It is said that Vladimir Lenin once called Soviet sympathizers in Western countries "useful idiots" for unwittingly advancing the cause of revolutionary Russia. Were the Bolshevik leader alive today, he might apply the same label to German environmentalists, whose influence over their country’s energy policy has been an inadvertent, but essential factor in Moscow’s post-Cold War rise.I understand Greens are socialists--but haven't they recognized Putin isn't?
Two decades of stringent environmental regulations have made Germany, Europe’s largest economy, increasingly dependent on natural gas from Russia, the world’s largest exporter. Of course, economic leverage translates seamlessly into political power, and Russia’s sway over German foreign policy has been conspicuous as the recent imbroglio in Georgia has continued to play out.

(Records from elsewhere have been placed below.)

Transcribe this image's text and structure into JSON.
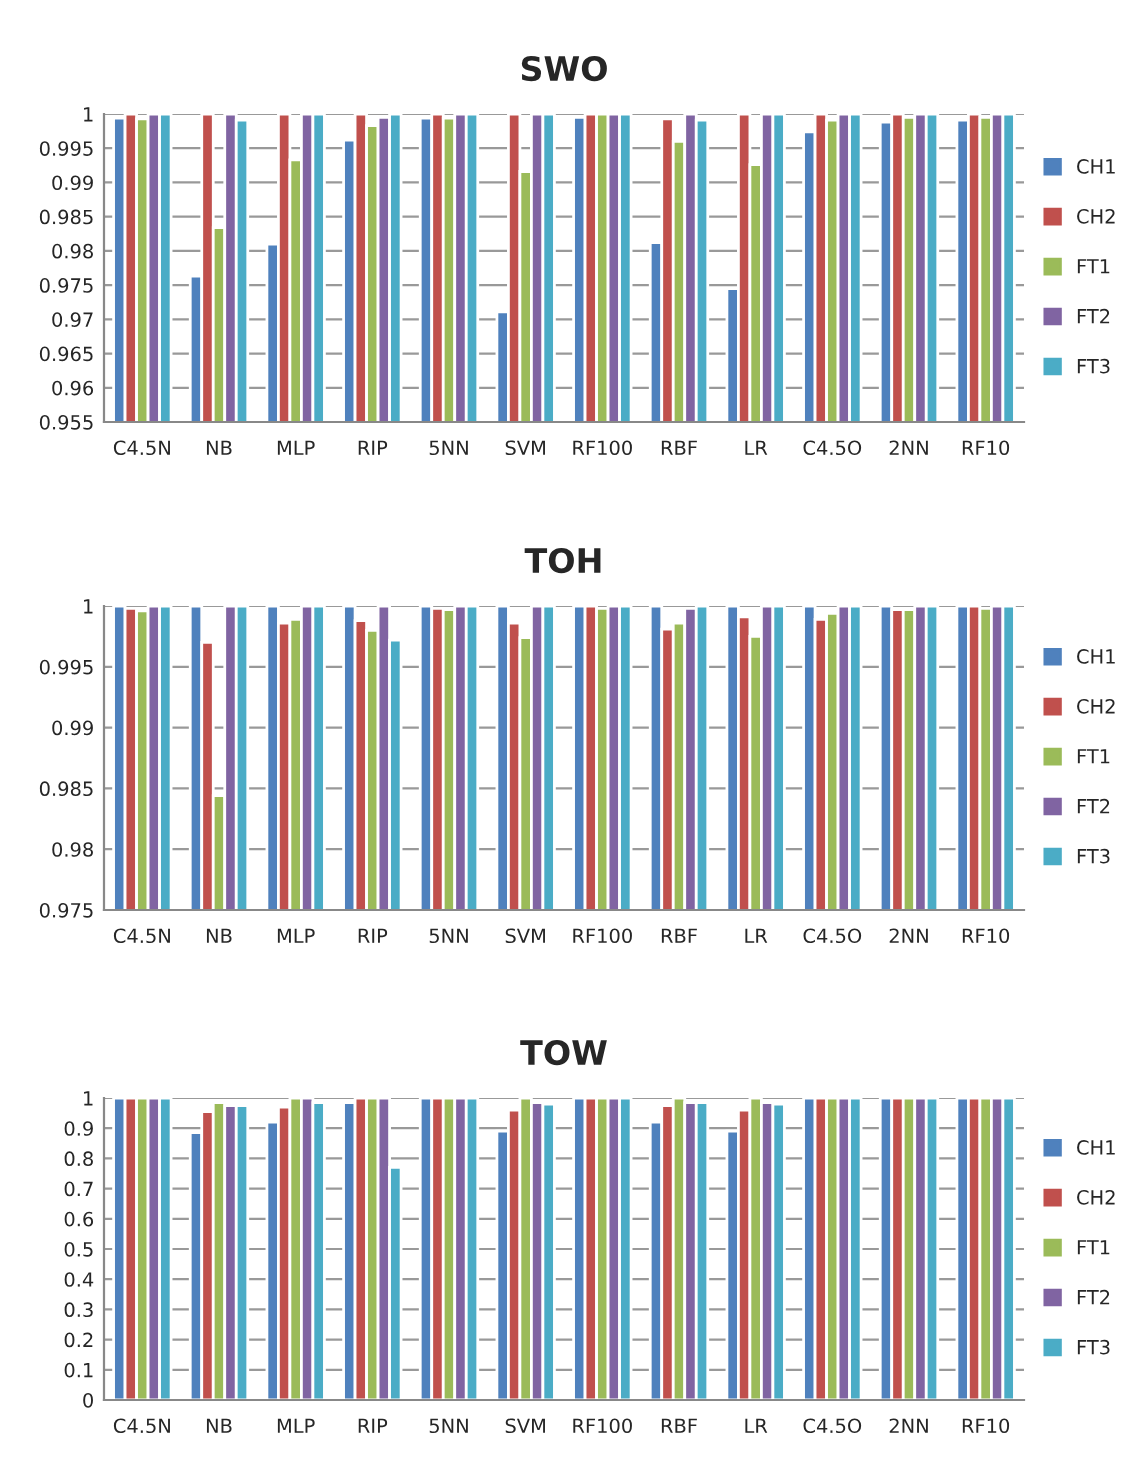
{
  "chart_data": [
    {
      "type": "bar",
      "title": "SWO",
      "categories": [
        "C4.5N",
        "NB",
        "MLP",
        "RIP",
        "5NN",
        "SVM",
        "RF100",
        "RBF",
        "LR",
        "C4.5O",
        "2NN",
        "RF10"
      ],
      "series": [
        {
          "name": "CH1",
          "color": "#4f81bd",
          "values": [
            0.9994,
            0.9763,
            0.981,
            0.9962,
            0.9994,
            0.9711,
            0.9995,
            0.9812,
            0.9745,
            0.9974,
            0.9988,
            0.9991
          ]
        },
        {
          "name": "CH2",
          "color": "#c0504d",
          "values": [
            1,
            1,
            1,
            1,
            1,
            1,
            1,
            0.9993,
            1,
            1,
            1,
            1
          ]
        },
        {
          "name": "FT1",
          "color": "#9bbb59",
          "values": [
            0.9993,
            0.9834,
            0.9933,
            0.9983,
            0.9994,
            0.9916,
            1,
            0.996,
            0.9926,
            0.9991,
            0.9995,
            0.9995
          ]
        },
        {
          "name": "FT2",
          "color": "#8064a2",
          "values": [
            1,
            1,
            1,
            0.9995,
            1,
            1,
            1,
            1,
            1,
            1,
            1,
            1
          ]
        },
        {
          "name": "FT3",
          "color": "#4bacc6",
          "values": [
            1,
            0.9991,
            1,
            1,
            1,
            1,
            1,
            0.9991,
            1,
            1,
            1,
            1
          ]
        }
      ],
      "ylim": [
        0.955,
        1
      ],
      "yticks": [
        0.955,
        0.96,
        0.965,
        0.97,
        0.975,
        0.98,
        0.985,
        0.99,
        0.995,
        1
      ],
      "grid": "y",
      "legend": "right"
    },
    {
      "type": "bar",
      "title": "TOH",
      "categories": [
        "C4.5N",
        "NB",
        "MLP",
        "RIP",
        "5NN",
        "SVM",
        "RF100",
        "RBF",
        "LR",
        "C4.5O",
        "2NN",
        "RF10"
      ],
      "series": [
        {
          "name": "CH1",
          "color": "#4f81bd",
          "values": [
            1,
            1,
            1,
            1,
            1,
            1,
            1,
            1,
            1,
            1,
            1,
            1
          ]
        },
        {
          "name": "CH2",
          "color": "#c0504d",
          "values": [
            0.9998,
            0.997,
            0.9986,
            0.9988,
            0.9998,
            0.9986,
            1,
            0.9981,
            0.9991,
            0.9989,
            0.9997,
            1
          ]
        },
        {
          "name": "FT1",
          "color": "#9bbb59",
          "values": [
            0.9996,
            0.9844,
            0.9989,
            0.998,
            0.9997,
            0.9974,
            0.9998,
            0.9986,
            0.9975,
            0.9994,
            0.9997,
            0.9998
          ]
        },
        {
          "name": "FT2",
          "color": "#8064a2",
          "values": [
            1,
            1,
            1,
            1,
            1,
            1,
            1,
            0.9998,
            1,
            1,
            1,
            1
          ]
        },
        {
          "name": "FT3",
          "color": "#4bacc6",
          "values": [
            1,
            1,
            1,
            0.9972,
            1,
            1,
            1,
            1,
            1,
            1,
            1,
            1
          ]
        }
      ],
      "ylim": [
        0.975,
        1
      ],
      "yticks": [
        0.975,
        0.98,
        0.985,
        0.99,
        0.995,
        1
      ],
      "grid": "y",
      "legend": "right"
    },
    {
      "type": "bar",
      "title": "TOW",
      "categories": [
        "C4.5N",
        "NB",
        "MLP",
        "RIP",
        "5NN",
        "SVM",
        "RF100",
        "RBF",
        "LR",
        "C4.5O",
        "2NN",
        "RF10"
      ],
      "series": [
        {
          "name": "CH1",
          "color": "#4f81bd",
          "values": [
            1,
            0.885,
            0.92,
            0.985,
            1,
            0.89,
            1,
            0.92,
            0.89,
            1,
            1,
            1
          ]
        },
        {
          "name": "CH2",
          "color": "#c0504d",
          "values": [
            1,
            0.955,
            0.97,
            1,
            1,
            0.96,
            1,
            0.975,
            0.96,
            1,
            1,
            1
          ]
        },
        {
          "name": "FT1",
          "color": "#9bbb59",
          "values": [
            1,
            0.985,
            1,
            1,
            1,
            1,
            1,
            1,
            1,
            1,
            1,
            1
          ]
        },
        {
          "name": "FT2",
          "color": "#8064a2",
          "values": [
            1,
            0.975,
            1,
            1,
            1,
            0.985,
            1,
            0.985,
            0.985,
            1,
            1,
            1
          ]
        },
        {
          "name": "FT3",
          "color": "#4bacc6",
          "values": [
            1,
            0.975,
            0.985,
            0.77,
            1,
            0.98,
            1,
            0.985,
            0.98,
            1,
            1,
            1
          ]
        }
      ],
      "ylim": [
        0,
        1
      ],
      "yticks": [
        0,
        0.1,
        0.2,
        0.3,
        0.4,
        0.5,
        0.6,
        0.7,
        0.8,
        0.9,
        1
      ],
      "grid": "y",
      "legend": "right"
    }
  ]
}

In fact, Germany has the means to power its economy without Russian natural gas, so energy dependence is unnecessary. For starters, it is home to the largest reserves of coal in Europe. But thanks to the European Union’s marquee climate-change mitigation policy--the continent-wide Emission Trading Scheme--the economics of power production have shifted decidedly against coal because its combustion releases the most greenhouse gases of any conventional fuel source.
Given that coal is currently taboo, Germany could meet its energy needs by expanding the use of nuclear energy, which emits no carbon dioxide when used to generate electricity. Yet the environmental movement in Germany opposes nuclear energy because its waste is difficult and dangerous to store. In 2000, environmentalists won passage of the Nuclear Exit Law, which commits German utilities to phasing out nuclear power by 2020. [NOfP note: Chancellor Angela Merkel has proposed repealing the latter law.]
Rather than coal or nuclear, the environmental movement prefers sustainable sources of power such as wind and solar, and it has convinced the German government to grant generous subsidies to the renewable energy industry. But despite these investments, renewables are still too costly to displace conventional energy sources, which is why wind and solar power account for less than 2 percent of Germany’s primary energy production, according to government figures.